Durant toute la journée, il avait dû faire face aux remarques désagréables qui avaient blessé le cœur d'Erwan. Même si son ami n'avait rien dit, il avait senti à quel point ces réflexions l'avaient touché. Autant qu'elles le touchaient lui.
Il n'avait pas su le rassurer. Pour la première fois depuis qu'il connaissait Erwan, il n'avait pas su remplir son rôle de protecteur. Et cela le désespérait. Il s'était senti impuissant face à tous ses adversaires et il n'avait pas su trouver les armes pour les combattre.
Le pire était sans doute qu'il savait pourquoi les étudiants réagissaient ainsi. Il savait et il ne pouvait rien dire à Erwan. Rien du tout. Il était piégé. Ils l'étaient tous les deux. Et seul un drame pourrait les délivrer. Ils avaient une épée de Damoclès au-dessus de la tête et le crin menaçait de céder à chaque instant.
Il ignorait si révéler la vérité aurait été plus simple que cette situation qui les rongeait. Il n'en était pas certain. Parfois, la vérité est plus dangereuse que le secret...Il voulait protéger Erwan, mais en était-il vraiment capable ?
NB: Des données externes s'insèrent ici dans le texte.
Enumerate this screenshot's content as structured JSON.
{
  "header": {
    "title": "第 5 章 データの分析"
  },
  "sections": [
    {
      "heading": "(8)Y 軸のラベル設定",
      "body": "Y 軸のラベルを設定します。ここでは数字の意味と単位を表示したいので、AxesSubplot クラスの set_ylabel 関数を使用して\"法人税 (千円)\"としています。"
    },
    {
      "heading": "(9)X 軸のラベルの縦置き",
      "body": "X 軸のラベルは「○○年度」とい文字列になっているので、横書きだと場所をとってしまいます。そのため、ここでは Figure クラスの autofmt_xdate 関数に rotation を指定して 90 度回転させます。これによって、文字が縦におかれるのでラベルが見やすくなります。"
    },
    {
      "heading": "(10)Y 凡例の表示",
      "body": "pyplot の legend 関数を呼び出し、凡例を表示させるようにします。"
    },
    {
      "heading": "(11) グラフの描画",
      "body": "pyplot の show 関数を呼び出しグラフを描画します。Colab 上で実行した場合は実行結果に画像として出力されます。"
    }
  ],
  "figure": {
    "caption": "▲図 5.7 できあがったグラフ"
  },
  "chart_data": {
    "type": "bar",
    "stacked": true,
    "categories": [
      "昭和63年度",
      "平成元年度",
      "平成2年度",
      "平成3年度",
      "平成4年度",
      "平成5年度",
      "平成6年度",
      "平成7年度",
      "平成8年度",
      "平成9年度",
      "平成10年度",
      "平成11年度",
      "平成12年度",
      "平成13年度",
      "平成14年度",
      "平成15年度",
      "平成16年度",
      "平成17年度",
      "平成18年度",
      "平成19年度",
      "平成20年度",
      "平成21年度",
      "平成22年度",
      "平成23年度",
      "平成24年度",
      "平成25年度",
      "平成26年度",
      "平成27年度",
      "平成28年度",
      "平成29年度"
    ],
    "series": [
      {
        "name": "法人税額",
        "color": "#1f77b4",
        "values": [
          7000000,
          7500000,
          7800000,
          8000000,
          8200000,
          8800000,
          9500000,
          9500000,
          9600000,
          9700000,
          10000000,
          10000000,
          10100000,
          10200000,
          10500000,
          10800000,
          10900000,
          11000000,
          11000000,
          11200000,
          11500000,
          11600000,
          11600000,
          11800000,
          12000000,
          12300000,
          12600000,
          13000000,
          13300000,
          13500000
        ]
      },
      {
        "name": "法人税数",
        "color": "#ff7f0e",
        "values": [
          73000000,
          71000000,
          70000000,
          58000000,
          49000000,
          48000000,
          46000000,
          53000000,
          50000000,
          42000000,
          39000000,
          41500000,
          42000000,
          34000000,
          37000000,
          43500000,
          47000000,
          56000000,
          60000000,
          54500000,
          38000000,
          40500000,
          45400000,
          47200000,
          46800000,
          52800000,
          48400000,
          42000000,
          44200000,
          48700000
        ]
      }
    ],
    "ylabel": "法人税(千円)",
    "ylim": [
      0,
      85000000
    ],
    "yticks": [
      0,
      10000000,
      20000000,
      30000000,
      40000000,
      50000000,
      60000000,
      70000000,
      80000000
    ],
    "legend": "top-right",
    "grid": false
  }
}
La conversation qu'il avait eue avec Loris au téléphone n'arrangeait rien. Il tournait et retournait les propos échangés sans trouver aucune solution.
-Pourquoi t'obstines-tu ?
-Parce qu'il doit savoir. Il doit tout savoir.
-Non. Tais-toi. Tu te tais, d'accord ?
-Il doit être mis au courant, T. Il doit comprendre qui tu es réellement.
-Non. Arrête de t'en prendre à lui. Tu sais très bien que ça ne changera rien.
-Je t'appartiens. Et tu m'appartiens.
-Ça fait longtemps que j'ai cessé de t'appartenir. Laisse-le tranquille. Je ne plaisante pas.
Il ne parvenait pas à la chasser de son esprit. Il savait que Loris avait tort. Pourtant, une petite voix lui soufflait qu'il avait en partie raison. Pas sur le fait qu'il lui appartenait, mais sur le fait qu'Erwan devait savoir. Peut-être devait-il lui dire...
Il secoua la tête. Non. Non, non et non. Non, il ne pouvait pas. S'il lui disait, cela n'aurait que des conséquences négatives. Il ne pouvait pas se permettre de le perdre. Plus maintenant.
Ils étaient trois pions sur un jeu de dames géant. Erwan était le noir. Il était le blanc. Il avait le troisième rôle, celui de la dame. Mais cette dame n'était ni noire ni blanche : elle était la plus dangereuse, celle qui les dévorerait tous les deux si la partie n'avançait pas suffisamment vite. Or, plus le temps filait, plus la partie ralentissait. Elle stagnait et il ne savait comment la faire accélérer. Tout en sachant pertinemment que son sort et celui d'Erwan étaient désormais entre ses mains.